Ikut Mengantar Jenazah Gembong Warsono, Masih Pantaskah Anies Diserang dengan Ayat dan Mayat?

Oleh Yarifai Mappeaty | Pemerhati Sosial Politik

GEMBONG Warsono, politisi senior PDIP DKI Jakarta, dikhabarkan telah menutup mata untuk selamanya, pada Sabu dini hari, 14 Oktober 2023, di RSPP Pertamina, Jakarta Selatan. Mendengar kabar itu pada ba’da subuh, Anies sontak membatalkan semua agendanya pada siang hari itu, yang telah dijadwalkan beberapa pekan sebelumnya.

Sepenting itukah Gembong bagi Anies, layaknya dua orang sahabat?
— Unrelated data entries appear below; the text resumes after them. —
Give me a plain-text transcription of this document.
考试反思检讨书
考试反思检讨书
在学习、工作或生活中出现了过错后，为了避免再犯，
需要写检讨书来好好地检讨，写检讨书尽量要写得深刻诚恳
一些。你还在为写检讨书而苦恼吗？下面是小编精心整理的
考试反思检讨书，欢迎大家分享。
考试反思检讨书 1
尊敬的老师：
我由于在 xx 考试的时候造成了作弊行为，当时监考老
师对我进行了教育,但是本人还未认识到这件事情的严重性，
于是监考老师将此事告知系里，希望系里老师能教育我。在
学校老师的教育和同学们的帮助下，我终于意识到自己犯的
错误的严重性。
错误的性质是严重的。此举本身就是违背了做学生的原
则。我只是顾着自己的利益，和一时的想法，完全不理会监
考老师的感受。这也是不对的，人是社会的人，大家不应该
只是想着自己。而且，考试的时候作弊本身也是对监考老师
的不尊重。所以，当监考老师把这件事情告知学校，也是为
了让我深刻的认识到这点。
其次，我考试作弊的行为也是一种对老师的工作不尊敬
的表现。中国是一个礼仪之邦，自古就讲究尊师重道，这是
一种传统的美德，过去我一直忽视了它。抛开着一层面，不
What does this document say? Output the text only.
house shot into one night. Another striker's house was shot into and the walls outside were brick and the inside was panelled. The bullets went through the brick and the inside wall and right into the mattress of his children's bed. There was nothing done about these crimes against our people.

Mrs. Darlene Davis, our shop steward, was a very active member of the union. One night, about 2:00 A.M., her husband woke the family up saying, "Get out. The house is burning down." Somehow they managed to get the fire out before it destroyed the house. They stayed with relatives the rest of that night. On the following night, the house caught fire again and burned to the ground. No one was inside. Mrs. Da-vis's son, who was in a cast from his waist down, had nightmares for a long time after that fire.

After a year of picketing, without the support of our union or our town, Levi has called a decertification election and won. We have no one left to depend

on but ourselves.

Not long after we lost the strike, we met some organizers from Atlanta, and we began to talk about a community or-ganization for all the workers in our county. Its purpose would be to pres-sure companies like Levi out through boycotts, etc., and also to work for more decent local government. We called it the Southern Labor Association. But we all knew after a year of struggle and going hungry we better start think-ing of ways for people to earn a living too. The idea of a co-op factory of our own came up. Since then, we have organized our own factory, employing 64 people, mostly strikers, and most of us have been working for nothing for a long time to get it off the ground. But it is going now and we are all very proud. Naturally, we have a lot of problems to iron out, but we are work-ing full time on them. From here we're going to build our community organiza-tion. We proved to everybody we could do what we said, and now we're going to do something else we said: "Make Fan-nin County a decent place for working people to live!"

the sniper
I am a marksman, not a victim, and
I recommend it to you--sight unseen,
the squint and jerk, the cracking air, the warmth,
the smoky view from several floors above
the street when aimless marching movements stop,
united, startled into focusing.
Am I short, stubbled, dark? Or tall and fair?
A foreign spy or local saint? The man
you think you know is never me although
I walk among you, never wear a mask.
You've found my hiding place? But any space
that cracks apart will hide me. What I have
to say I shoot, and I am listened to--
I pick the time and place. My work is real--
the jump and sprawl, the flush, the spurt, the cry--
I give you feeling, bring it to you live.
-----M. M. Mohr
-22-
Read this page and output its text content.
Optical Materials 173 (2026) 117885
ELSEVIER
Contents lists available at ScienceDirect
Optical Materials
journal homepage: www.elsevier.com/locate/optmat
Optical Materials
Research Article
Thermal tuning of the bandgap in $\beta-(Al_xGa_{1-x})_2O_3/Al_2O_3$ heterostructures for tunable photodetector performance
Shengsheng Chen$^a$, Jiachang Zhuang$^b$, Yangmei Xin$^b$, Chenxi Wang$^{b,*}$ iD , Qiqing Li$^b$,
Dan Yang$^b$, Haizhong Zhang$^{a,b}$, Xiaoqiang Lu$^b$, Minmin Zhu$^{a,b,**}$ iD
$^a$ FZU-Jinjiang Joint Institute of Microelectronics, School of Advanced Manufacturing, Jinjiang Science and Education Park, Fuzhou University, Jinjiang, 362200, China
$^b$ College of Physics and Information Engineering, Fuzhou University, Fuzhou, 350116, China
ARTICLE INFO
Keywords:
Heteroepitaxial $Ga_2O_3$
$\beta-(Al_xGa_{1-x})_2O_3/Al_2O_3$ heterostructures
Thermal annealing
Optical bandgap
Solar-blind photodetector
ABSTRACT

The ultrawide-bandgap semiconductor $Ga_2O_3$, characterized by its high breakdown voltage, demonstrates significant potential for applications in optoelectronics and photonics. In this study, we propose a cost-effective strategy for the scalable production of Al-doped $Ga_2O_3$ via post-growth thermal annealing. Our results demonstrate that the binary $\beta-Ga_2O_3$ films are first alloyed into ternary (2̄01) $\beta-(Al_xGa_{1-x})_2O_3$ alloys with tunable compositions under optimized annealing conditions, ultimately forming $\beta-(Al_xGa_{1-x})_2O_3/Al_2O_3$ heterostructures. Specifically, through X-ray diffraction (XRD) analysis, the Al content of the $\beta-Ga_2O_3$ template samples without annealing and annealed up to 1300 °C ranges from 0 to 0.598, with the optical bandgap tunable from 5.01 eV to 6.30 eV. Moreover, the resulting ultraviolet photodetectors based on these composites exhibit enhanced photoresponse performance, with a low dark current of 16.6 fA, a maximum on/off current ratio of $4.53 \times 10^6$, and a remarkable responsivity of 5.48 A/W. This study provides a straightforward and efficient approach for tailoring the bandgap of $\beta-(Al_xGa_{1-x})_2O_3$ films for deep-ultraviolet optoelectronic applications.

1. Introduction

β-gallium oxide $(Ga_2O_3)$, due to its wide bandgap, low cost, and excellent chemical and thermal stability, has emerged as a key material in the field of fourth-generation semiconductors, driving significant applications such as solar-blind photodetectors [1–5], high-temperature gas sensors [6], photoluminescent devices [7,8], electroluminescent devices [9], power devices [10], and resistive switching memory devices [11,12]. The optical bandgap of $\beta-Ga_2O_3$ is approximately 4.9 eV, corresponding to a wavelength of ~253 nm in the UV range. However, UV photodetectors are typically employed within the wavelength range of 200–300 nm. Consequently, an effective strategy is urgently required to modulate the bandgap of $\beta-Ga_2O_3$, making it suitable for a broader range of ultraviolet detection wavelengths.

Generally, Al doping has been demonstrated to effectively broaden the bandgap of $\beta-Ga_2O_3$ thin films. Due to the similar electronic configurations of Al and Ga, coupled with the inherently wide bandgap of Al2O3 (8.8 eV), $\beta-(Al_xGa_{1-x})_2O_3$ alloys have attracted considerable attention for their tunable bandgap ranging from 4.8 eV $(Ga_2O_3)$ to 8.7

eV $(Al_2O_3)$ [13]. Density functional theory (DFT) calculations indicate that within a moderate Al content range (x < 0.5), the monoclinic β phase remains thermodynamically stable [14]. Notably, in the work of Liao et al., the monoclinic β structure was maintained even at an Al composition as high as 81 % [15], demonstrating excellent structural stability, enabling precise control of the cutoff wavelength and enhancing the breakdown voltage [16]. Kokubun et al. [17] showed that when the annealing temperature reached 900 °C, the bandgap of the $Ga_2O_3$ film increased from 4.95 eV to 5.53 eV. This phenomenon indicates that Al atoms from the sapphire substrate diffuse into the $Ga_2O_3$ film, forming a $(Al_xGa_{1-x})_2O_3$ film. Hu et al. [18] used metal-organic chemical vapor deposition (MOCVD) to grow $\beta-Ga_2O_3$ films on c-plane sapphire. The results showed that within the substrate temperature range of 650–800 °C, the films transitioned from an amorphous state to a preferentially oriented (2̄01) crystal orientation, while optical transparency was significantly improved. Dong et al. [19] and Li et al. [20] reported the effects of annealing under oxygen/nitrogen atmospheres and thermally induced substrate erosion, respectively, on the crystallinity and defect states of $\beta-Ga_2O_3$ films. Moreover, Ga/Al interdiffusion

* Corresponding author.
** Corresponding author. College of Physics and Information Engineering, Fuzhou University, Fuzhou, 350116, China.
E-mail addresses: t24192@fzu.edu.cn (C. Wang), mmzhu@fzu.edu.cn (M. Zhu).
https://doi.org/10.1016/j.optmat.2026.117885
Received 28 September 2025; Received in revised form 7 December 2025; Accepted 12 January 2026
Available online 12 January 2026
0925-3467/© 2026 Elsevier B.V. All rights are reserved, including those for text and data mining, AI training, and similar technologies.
Sehingga waktunya hari itu hendak dicurahkan sepenuhnya hanya untuk seorang Gembong. Padahal semua tahu kalau almarhum dianggap salah satu yang paling keras mengeritik dan menyerang Anies semasa menjabat Gubernur DKI Jakarta. 

Gembong bersama dua rekannya yang lain, yaitu, Prasetyo Edi Marsudi dan Gilbert Simanjuntak, melihat Anies seolah tidak ada baik dan benarnya sama sekali.  Anies selalu tampak buruk dan salah melulu. Sangking “bawelnya”, mereka kerap dijuluki oleh simpatisan Anies sebagai ‘trio kwek-kwek’ dari Kebon Sirih.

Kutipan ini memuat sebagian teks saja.